Green, who had hit 42 homers and drove in 123 runs in his last season with the Toronto Blue Jays, hit 24 homers, drove in 99 runs and batted .269 in his Dodger debut, battling an adjustment to a new league and the pressure of playing at home while trying to justify an $84-million contract.

"I don't think I swung the bat well at any time last year," he said Monday. "I was jumping at pitches, trying to hit too many home runs. This is the one sport where it's a detriment to try too hard, to be too keyed up. I'm now confident with the work I've done on my swing. I feel it's back to the way it was in Toronto, and I'm not going to let what I do one day affect me the next.

"On any team, the middle of the lineup has to be productive, and that's a big key for this team. Eric and I are going to have a lot of opportunities, and we've got to be patient. We've got to try and hit the ball hard without trying to do too much."

Green left two close friends--Carlos Delgado and Alex Gonzalez--when he left the Blue Jays, but his recent engagement to Lindsay Bear, who also lives in Newport Beach, may help fill a void. For Karros, a tender back may have played into his disappointing second half, although he insisted again Monday it was not a factor.

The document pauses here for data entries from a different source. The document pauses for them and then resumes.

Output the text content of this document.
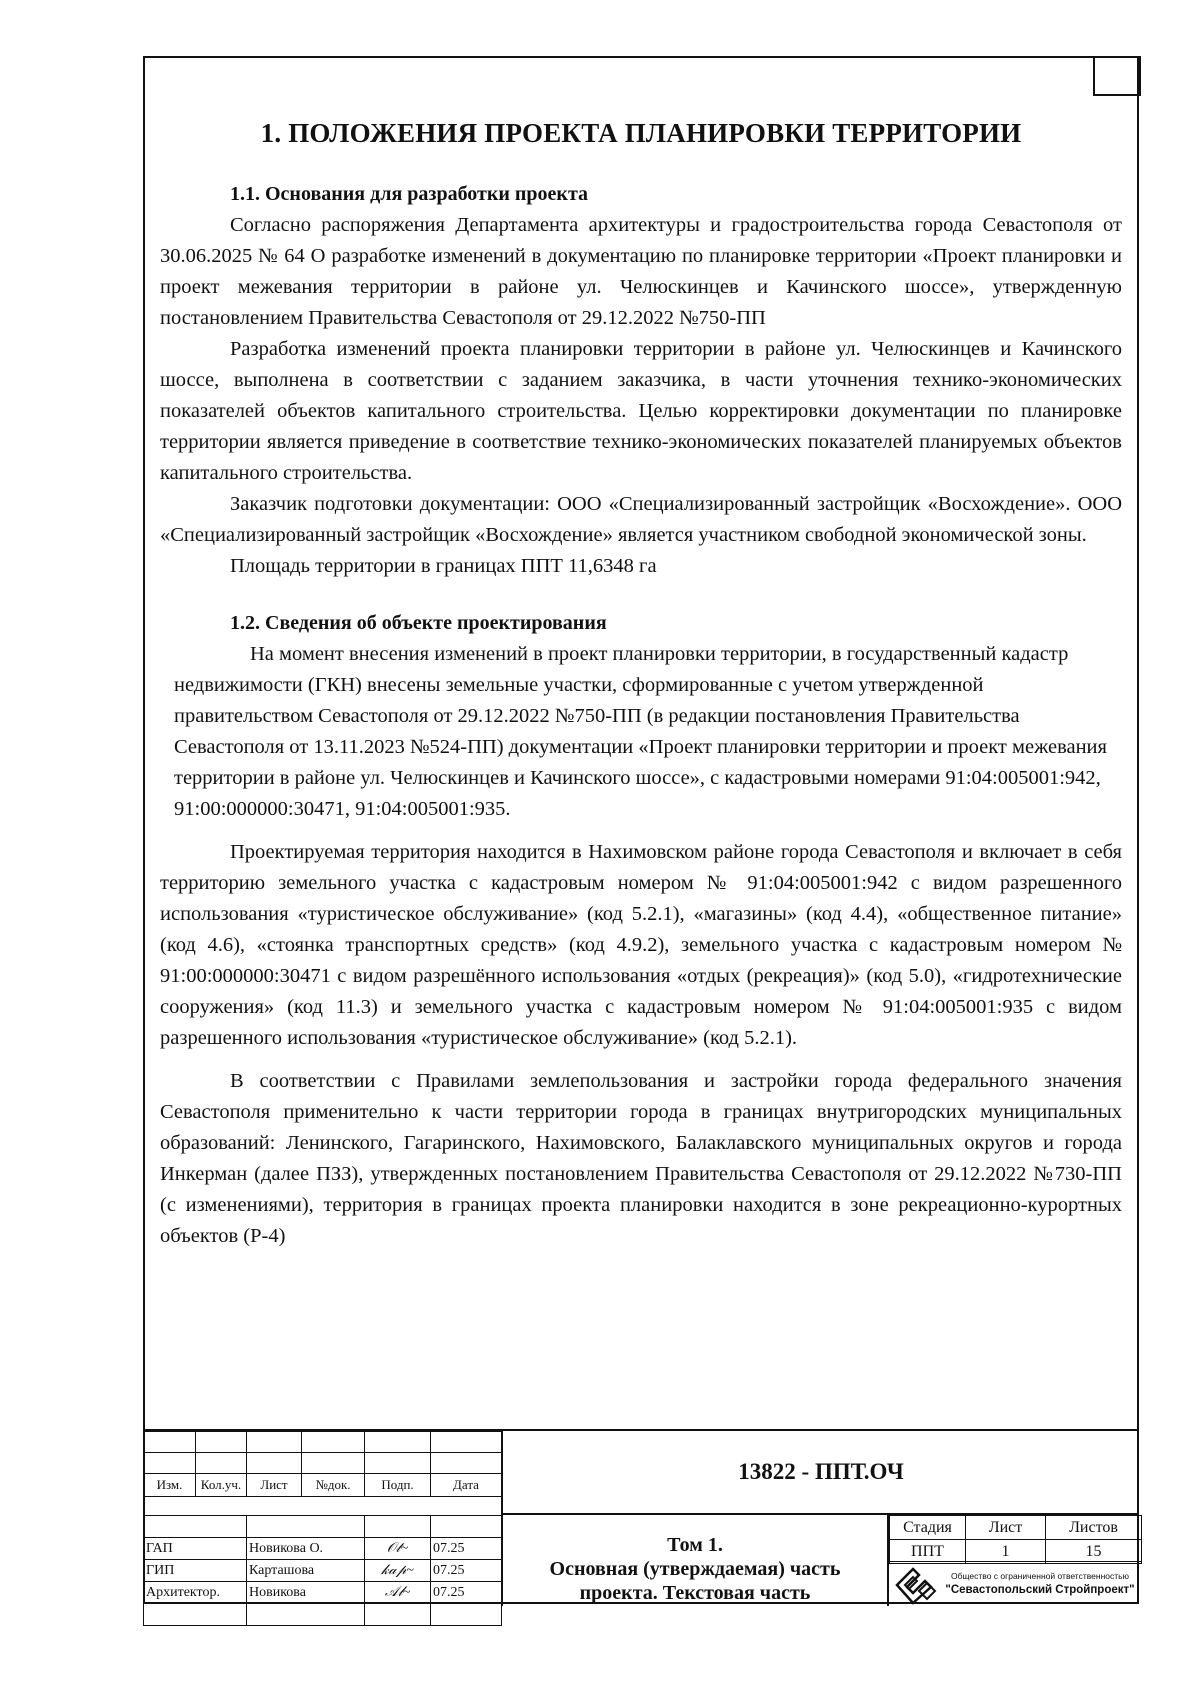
1. ПОЛОЖЕНИЯ ПРОЕКТА ПЛАНИРОВКИ ТЕРРИТОРИИ
1.1. Основания для разработки проекта

Согласно распоряжения Департамента архитектуры и градостроительства города Севастополя от 30.06.2025 № 64 О разработке изменений в документацию по планировке территории «Проект планировки и проект межевания территории в районе ул. Челюскинцев и Качинского шоссе», утвержденную постановлением Правительства Севастополя от 29.12.2022 №750-ПП

Разработка изменений проекта планировки территории в районе ул. Челюскинцев и Качинского шоссе, выполнена в соответствии с заданием заказчика, в части уточнения технико-экономических показателей объектов капитального строительства. Целью корректировки документации по планировке территории является приведение в соответствие технико-экономических показателей планируемых объектов капитального строительства.

Заказчик подготовки документации: ООО «Специализированный застройщик «Восхождение». ООО «Специализированный застройщик «Восхождение» является участником свободной экономической зоны.

Площадь территории в границах ППТ 11,6348 га

1.2. Сведения об объекте проектирования

На момент внесения изменений в проект планировки территории, в государственный кадастр недвижимости (ГКН) внесены земельные участки, сформированные с учетом утвержденной правительством Севастополя от 29.12.2022 №750-ПП (в редакции постановления Правительства Севастополя от 13.11.2023 №524-ПП) документации «Проект планировки территории и проект межевания территории в районе ул. Челюскинцев и Качинского шоссе», с кадастровыми номерами 91:04:005001:942, 91:00:000000:30471, 91:04:005001:935.

Проектируемая территория находится в Нахимовском районе города Севастополя и включает в себя территорию земельного участка с кадастровым номером № 91:04:005001:942 с видом разрешенного использования «туристическое обслуживание» (код 5.2.1), «магазины» (код 4.4), «общественное питание» (код 4.6), «стоянка транспортных средств» (код 4.9.2), земельного участка с кадастровым номером № 91:00:000000:30471 с видом разрешённого использования «отдых (рекреация)» (код 5.0), «гидротехнические сооружения» (код 11.3) и земельного участка с кадастровым номером № 91:04:005001:935 с видом разрешенного использования «туристическое обслуживание» (код 5.2.1).

В соответствии с Правилами землепользования и застройки города федерального значения Севастополя применительно к части территории города в границах внутригородских муниципальных образований: Ленинского, Гагаринского, Нахимовского, Балаклавского муниципальных округов и города Инкерман (далее ПЗЗ), утвержденных постановлением Правительства Севастополя от 29.12.2022 №730-ПП (с изменениями), территория в границах проекта планировки находится в зоне рекреационно-курортных объектов (Р-4)

Изм.	Кол.уч.	Лист	№док.	Подп.	Дата

ГАП	Новикова О.	𝒪𝓉~	07.25
ГИП	Карташова	𝓀𝒶𝓅~	07.25
Архитектор.	Новикова	𝒜𝓁~	07.25

13822 - ППТ.ОЧ
Том 1.
Основная (утверждаемая) часть
проекта. Текстовая часть
Стадия	Лист	Листов
ППТ	1	15
Общество с ограниченной ответственностью
"Севастопольский Стройпроект"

"I had a bad second half," he said. "There was no rhyme or reason for it, but there is no reason to think I won't be successful this year. It's no secret that everybody who bats around Gary has to do their job. We're going to have opportunities, but then everybody in the lineup has to do their job as well."

The more Sheffield walks, the more fastballs Green and Karros should see. Sheffield walked twice on a total of nine pitches Monday. He led off the sixth in a scoreless game and Wright was forced to pitch to him. The count was 0 and 1 when he hit the bomb. Green and Karros each drew a walk but were otherwise hitless, failing to convert opportunities. One game doesn't make a season, but it can provide insight into what Tracy described as his lineup's collective imperative.

One run isn't always going to be enough, and the ever-popular Sheffield, of course, isn't always going to get even that one pitch that will enable him to provide it.